Phase 4: Productivity enabled value creation
The fourth wave is the most powerful and most difficult to quantify in the near term. Here, AI becomes an economic force rather than just a technology category. We estimate that AI currently contributes 10-20 basis points (bps) of productivity per year. We believe this could expand to 50-150bps annually as adoption scales, workflows adapt and companies fully integrate AI into core operations.
The differentiation here will be significant. Companies that move effectively from pilots to enterprise‑wide deployment will widen their competitive lead. These organisations leverage proprietary data, redesign processes and demonstrate real productivity gains. We expect the largest dispersion in performance across industries during this phase.
Why hyperscalers stand out across all waves
Most companies will benefit from one or two waves. However, we see the hyperscalers – Amazon, Microsoft and Google – as unique multi‑wave beneficiaries who participate in every stage:
- Wave 1: Building infrastructure and gaining internal efficiency.
- Wave 2: Powering AI development through tools, models and cloud platforms.
- Wave 3: Embedding AI into their own software and consumer experiences.
- Wave 4: Capturing long‑term cloud consumption as customers’ AI success compounds.

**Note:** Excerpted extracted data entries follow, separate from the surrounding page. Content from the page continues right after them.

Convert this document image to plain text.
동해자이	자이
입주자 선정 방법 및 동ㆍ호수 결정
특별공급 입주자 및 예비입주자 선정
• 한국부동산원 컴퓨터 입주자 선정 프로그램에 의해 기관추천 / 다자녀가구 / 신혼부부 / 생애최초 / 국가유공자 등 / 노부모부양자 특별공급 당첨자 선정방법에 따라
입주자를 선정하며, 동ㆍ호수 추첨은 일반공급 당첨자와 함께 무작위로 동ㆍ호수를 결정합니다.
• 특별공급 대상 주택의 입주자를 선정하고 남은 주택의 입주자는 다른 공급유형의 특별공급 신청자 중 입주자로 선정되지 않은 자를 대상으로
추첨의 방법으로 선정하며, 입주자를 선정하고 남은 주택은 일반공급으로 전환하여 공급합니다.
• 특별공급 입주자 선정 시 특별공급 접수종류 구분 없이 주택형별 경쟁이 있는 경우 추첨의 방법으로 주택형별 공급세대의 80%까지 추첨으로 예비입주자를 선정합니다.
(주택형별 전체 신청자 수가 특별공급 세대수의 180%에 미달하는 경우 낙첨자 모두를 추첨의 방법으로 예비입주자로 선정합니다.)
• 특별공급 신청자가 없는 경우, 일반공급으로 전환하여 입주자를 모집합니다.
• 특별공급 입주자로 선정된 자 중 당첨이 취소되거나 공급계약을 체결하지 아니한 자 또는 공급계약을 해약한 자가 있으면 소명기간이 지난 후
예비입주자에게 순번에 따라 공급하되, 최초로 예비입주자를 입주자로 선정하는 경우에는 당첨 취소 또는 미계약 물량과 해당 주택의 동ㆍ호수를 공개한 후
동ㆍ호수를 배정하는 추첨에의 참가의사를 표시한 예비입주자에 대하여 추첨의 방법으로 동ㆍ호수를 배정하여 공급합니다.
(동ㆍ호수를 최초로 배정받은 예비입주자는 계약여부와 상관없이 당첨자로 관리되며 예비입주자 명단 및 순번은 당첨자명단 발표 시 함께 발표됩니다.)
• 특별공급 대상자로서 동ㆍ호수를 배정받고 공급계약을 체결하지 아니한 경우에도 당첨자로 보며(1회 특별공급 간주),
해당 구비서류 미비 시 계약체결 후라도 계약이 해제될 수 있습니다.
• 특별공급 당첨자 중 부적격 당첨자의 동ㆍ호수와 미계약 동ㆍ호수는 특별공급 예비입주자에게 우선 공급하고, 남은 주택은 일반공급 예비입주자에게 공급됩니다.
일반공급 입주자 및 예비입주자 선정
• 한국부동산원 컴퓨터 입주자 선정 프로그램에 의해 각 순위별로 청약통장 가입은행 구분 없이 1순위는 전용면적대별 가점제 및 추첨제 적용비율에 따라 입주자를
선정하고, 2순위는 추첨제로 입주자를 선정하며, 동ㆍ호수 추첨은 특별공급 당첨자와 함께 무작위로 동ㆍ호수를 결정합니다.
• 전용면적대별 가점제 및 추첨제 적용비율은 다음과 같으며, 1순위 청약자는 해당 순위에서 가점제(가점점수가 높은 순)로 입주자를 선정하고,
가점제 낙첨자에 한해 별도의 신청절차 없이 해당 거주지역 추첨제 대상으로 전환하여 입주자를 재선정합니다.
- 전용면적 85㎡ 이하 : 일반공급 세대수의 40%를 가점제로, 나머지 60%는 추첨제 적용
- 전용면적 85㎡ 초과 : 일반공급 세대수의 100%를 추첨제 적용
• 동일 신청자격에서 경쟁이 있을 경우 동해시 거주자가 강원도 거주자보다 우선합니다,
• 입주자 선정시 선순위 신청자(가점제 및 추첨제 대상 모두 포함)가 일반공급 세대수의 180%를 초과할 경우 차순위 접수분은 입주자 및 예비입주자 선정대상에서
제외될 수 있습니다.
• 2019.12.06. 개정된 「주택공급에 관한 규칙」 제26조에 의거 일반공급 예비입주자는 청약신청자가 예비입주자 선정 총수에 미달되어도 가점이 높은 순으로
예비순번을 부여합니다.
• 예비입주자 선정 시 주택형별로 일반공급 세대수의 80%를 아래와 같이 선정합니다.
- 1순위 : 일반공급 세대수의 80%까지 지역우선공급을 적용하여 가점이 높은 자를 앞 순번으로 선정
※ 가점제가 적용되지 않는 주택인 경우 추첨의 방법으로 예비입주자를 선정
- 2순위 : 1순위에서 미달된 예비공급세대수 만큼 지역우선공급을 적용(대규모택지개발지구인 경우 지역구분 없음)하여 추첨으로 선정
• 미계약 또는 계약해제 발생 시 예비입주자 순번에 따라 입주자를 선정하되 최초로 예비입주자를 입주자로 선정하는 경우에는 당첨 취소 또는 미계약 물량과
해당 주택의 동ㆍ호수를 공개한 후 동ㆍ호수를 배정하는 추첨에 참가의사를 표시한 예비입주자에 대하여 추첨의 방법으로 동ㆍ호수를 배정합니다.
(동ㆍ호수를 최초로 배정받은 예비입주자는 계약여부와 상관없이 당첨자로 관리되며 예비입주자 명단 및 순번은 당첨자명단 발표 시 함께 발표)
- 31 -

The breadth of their exposure, strong balance sheets and deep customer relationships position them as long‑term anchors in AI‑driven growth.
The bottom line
AI is a succession of waves rather than a single investment theme. Each wave creates new leadership and opportunities for active investors. At the same time, the path forward will include periods of adjustment as companies refine where AI delivers sustainable value. But early evidence of AI’s impact on revenue growth, margin expansion and competitive differentiation – across use cases from code development to clinical research – reinforces why adoption is becoming less optional than essential. We believe these represent healthy normalisation rather than a challenge to the broader multi-year opportunity. The key is to understand where capital flows next and identify companies with the structural advantages to benefit across multiple phases.
The transformation ahead will be uneven, iterative and multi‑year, but the opportunity set is broad and expanding. As these waves unfold, we believe disciplined research, selective positioning and early recognition of leadership transitions will be essential to capturing the full value of this AI‑driven cycle.